Die Märzrevolution in Wien

 

London, Oktober 1851.

Am 24. Februar 1848 wurde Louis Philipp aus Paris verjagt und die französische Republik proklamirt. Am 13. März darauf brachen die Wiener die Macht Metternichs und trieben ihn zu schmählicher Flucht aus dem Lande. Am 18. März erhoben sich die Berliner in Waffen und hatten nach einem hartnäckigen Kampf von achtzehn Stunden die Genugthuung, daß der König vor ihnen kapitulirte. Um dieselbe Zeit kam es auch in den Hauptstädten der kleineren Staaten Deutschlands zu mehr oder weniger gewaltsamen Ausbrüchen, die alle den gleichen Erfolg hatten. Hatten die Deutschen ihre erste Revolution auch nicht vollendet, so waren sie doch wenigstens mitten in die Revolution hineingerathen.

Wir können hier in die Details der verschiedenen Erhebungen nicht eingehen; was wir auseinanderzusetzen haben, ist ihr Charakter und die Stellung, welche die verschiedenen Klassen der Bevölkerung ihnen gegenüber einnahmen.

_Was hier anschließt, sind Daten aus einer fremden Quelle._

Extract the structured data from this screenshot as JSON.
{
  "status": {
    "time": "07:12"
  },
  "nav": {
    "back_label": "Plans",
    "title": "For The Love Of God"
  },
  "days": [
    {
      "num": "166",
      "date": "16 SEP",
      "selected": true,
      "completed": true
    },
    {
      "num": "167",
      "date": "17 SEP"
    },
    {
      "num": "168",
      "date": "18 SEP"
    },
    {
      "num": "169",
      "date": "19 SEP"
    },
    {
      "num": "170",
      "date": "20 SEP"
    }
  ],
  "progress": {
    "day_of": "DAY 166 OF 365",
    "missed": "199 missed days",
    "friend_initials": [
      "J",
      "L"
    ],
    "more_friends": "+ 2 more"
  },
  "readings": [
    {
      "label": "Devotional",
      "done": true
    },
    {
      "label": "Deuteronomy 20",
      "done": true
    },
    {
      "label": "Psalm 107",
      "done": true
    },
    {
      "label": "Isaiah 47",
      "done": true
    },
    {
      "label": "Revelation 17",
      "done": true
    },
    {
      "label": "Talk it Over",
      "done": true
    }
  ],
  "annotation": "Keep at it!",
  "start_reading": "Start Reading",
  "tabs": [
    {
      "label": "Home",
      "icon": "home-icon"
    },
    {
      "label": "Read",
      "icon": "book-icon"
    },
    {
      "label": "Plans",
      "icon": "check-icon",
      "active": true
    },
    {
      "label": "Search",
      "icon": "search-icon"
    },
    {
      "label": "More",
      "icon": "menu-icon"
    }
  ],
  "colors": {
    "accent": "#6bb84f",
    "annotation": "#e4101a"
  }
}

Die Revolution in Wien wurde, man kann sagen, von einer fast völlig einmüthigen Bevölkerung gemacht. Die Bourgeoisie, mit Ausnahme der Bankiers und Börsenspekulanten, das Kleinbürgerthum, die Arbeiterklasse, erhoben sich plötzlich wie ein Mann gegen eine Regierung, die sie alle verabscheuten, eine Regierung, die so allgemein gehaßt wurde, daß die kleine Minorität von Adeligen und Geldmännern, die sie unterstützt hatten, sich schon bei dem ersten Angriff unsichtbar machte. Die Bourgeoisie war von Metternich in einer derartigen politischen Unwissenheit erhalten worden, daß für sie die Nachrichten aus Paris über die Herrschaft der Anarchie, des Sozialismus und des Schreckens und über bevorstehende Kämpfe zwischen der Kapitalistenklasse und der Arbeiterklasse ganz unverständlich blieben. In ihrer politischen Unschuld vermochte sie diesen Nachrichten entweder keine Bedeutung beizumessen, oder sie erschienen ihr als teuflische Erfindungen Metternichs, um sie durch die Angst zum Gehorsam zurückzubringen. Ueberdies hatte sie noch nie gesehen, daß Arbeiter als eine Klasse handelten oder für ihre besonderen Klasseninteressen eintraten. Sie konnte sich nach ihren Erfahrungen nicht die Möglichkeit des Auftauchens von Gegensätzen zwischen den Klassen vorstellen, die eben in so herzlicher Eintracht eine Regierung gestürzt hatten, welche sie alle haßten. Sie sah, wie die Arbeiter mit ihr in allen Punkten übereinstimmten, in Betreff einer Konstitution, der Geschworenengerichte, der Preßfreiheit u. s. w. Sie nahm daher, wenigstens im März 1848, mit voller Seele an der Bewegung Antheil, und andererseits erhob die Bewegung die Bourgeoisie sofort, wenigstens in der Theorie, zur herrschenden Klasse im Staat.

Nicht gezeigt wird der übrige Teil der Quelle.